Rafael Nadal faces the toughest test yet in his injury return as the ATP Masters on the hard courts of Indian Wells brings the “big four” of men’s tennis together again.
Not since last year’s Wimbledon have world No 1 Novak Djokovic, Roger Federer, Andy Murray and Nadal all been entered in the same tournament.
Nadal, who won the Indian Wells title in 2007 and 2009, will be under the fiercest scrutiny as the fifth-seeded Spaniard continues his return from
a seven-month injury absence that kept him out of last year’s US Open and prevented him from defending his Olympic gold.
His February appearance at Vina del Mar, Chile, marked his first tournament since a shock second-round exit from Wimbledon, after which he was idled by his left knee injury.
Nadal, whose 2012 French Open victory was his 11th Grand Slam title, reached the final at Vina del Mar and went on to claim clay court titles at Sao Paulo and Acapulco.
But even he admits he doesn’t know how his knee will respond to the rigors of a hard court Masters event, where the field features 49 of the top 50 players in the world.
The last time Nadal played a hard court event was at the 2012 Masters in Miami, where he pulled out of his scheduled semi-final against Murray with left knee trouble.
“All I can do is all the right things to be ready,” Nadal said after a light-hearted exhibition in New York on Monday. “I really hope that the knee will go well. I don’t know how well, but the knee will give me the chance to compete.
“I know the knee isn’t 100 percent better yet, but if it is now well to be competitive, to run with no limitations or limitations on my movements, that’s a lot. That happened last week in Acapulco for the first week and that’s going to give me a lot of positive feelings and confidence in myself.”
Juan Martin del Potro, who played in the exhbition, was full of enthusiasm for his rival’s return.
“We are so blessed to see him playing again,” said del Potro, who predicted it wouldn’t be long before Nadal was again challenging for number one in the world.
Nadal, seeded fifth, could meet defending champion and second seed Federer in the quarter-finals.
To get that far Federer could have to get through a re-match of last year’s final against American John Isner in the fourth round.
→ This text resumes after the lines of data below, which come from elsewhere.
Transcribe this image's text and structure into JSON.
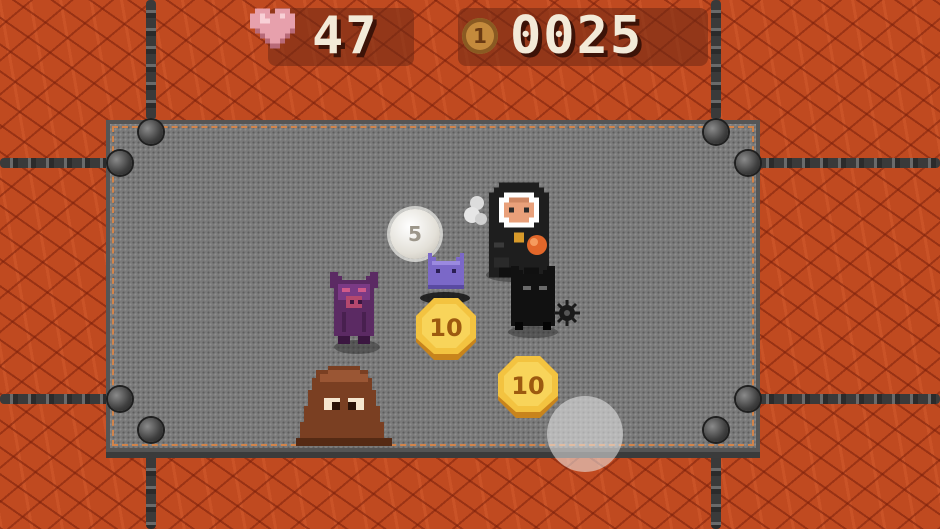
{
  "hud": {
    "health": "47",
    "coins": "0025",
    "health_icon": "heart-icon",
    "coin_icon": "coin-icon",
    "coin_icon_label": "1"
  },
  "pickups": {
    "silver_coin_value": "5",
    "gold_coin_a_value": "10",
    "gold_coin_b_value": "10"
  },
  "colors": {
    "lava": "#c04a20",
    "arena": "#7a7a7a",
    "gold": "#f0b83a",
    "heart": "#e89aa6"
  }
}
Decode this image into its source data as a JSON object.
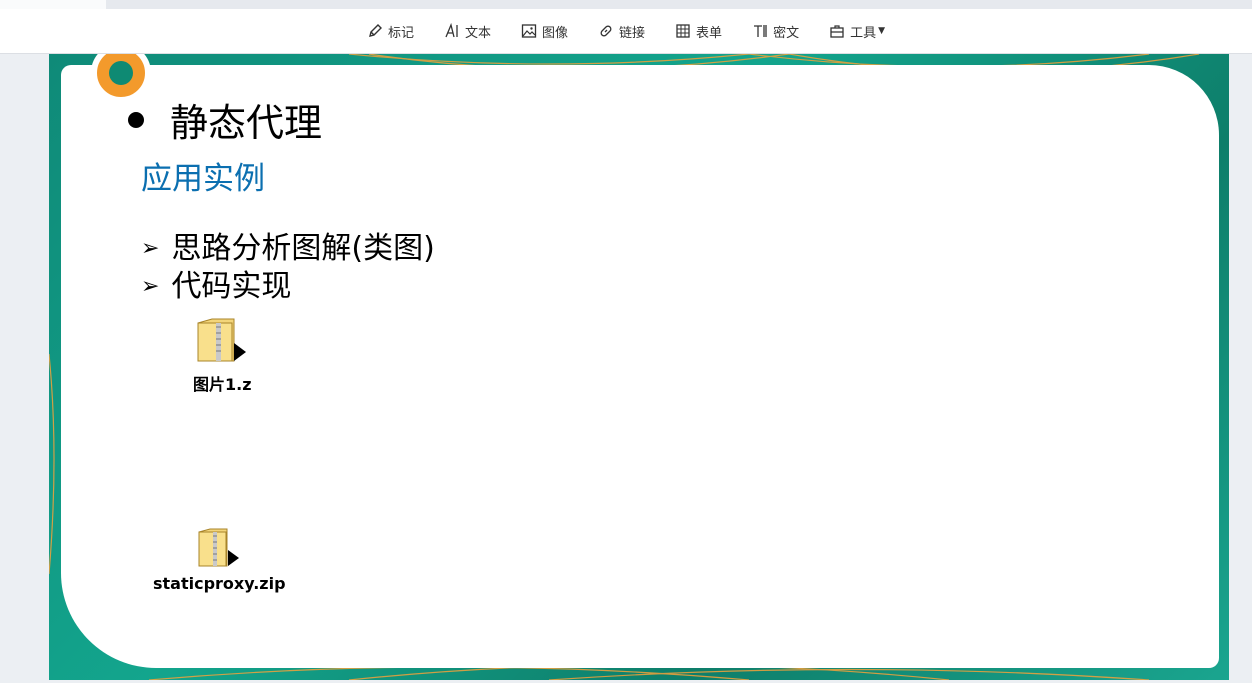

World No 1 Djokovic and No 3 Murray are on a semi-final collision course.
Djokovic, riding a 13-match unbeaten streak in 2013, vanquished Murray in the Australian Open final in January and has since claimed the title in Dubai.
The Serb is seeking a third Indian Wells crown after victories in 2008 and 2011.
Murray hasn’t played since falling to Djokovic in a grinding four-set final at Melbourne.
However, the Scot could overtake Federer at No 2 in the world rankings if he reaches the final.
Fourth seed David Ferrer, who has edged ahead of fellow Spaniard Nadal in the world rankings, lies in the bottom half of the draw with Federer and Nadal, in the same quarter with sixth-seeded Czech Tomas Berdych.
Djokovic is projected to face eighth-seeded Frenchman Jo-Wilfried Tsonga in the quarter-finals, but Tsonga has a tough path to that point with American Mardy Fish, 12th-seeded Marin Cilic and big-serving Canadian Milos Raonic in his section.
Murray’s projected quarter-final foe is seventh-seeded del Potro, the 2009 US Open champion who is seeking a first Masters crown.
All 32 seeded players enjoy first-round byes, so yesterday’s opening day of action will see players jockeying for the chance to take them on.
Djokovic will open against either Fabio Fognini of Italy or Slovenia’s Aljaz Bedene.
Federer will launch his title defense against either Denis Istomin or a qualifier while Nadal will play either American Ryan Harrison or Japan’s Go Soeda.
Murray, who has crashed out in his Indian Wells opener the past two years, will face either either Evgeny Donskoy of Russia or Japan’s Tatsuma Ito in the second round.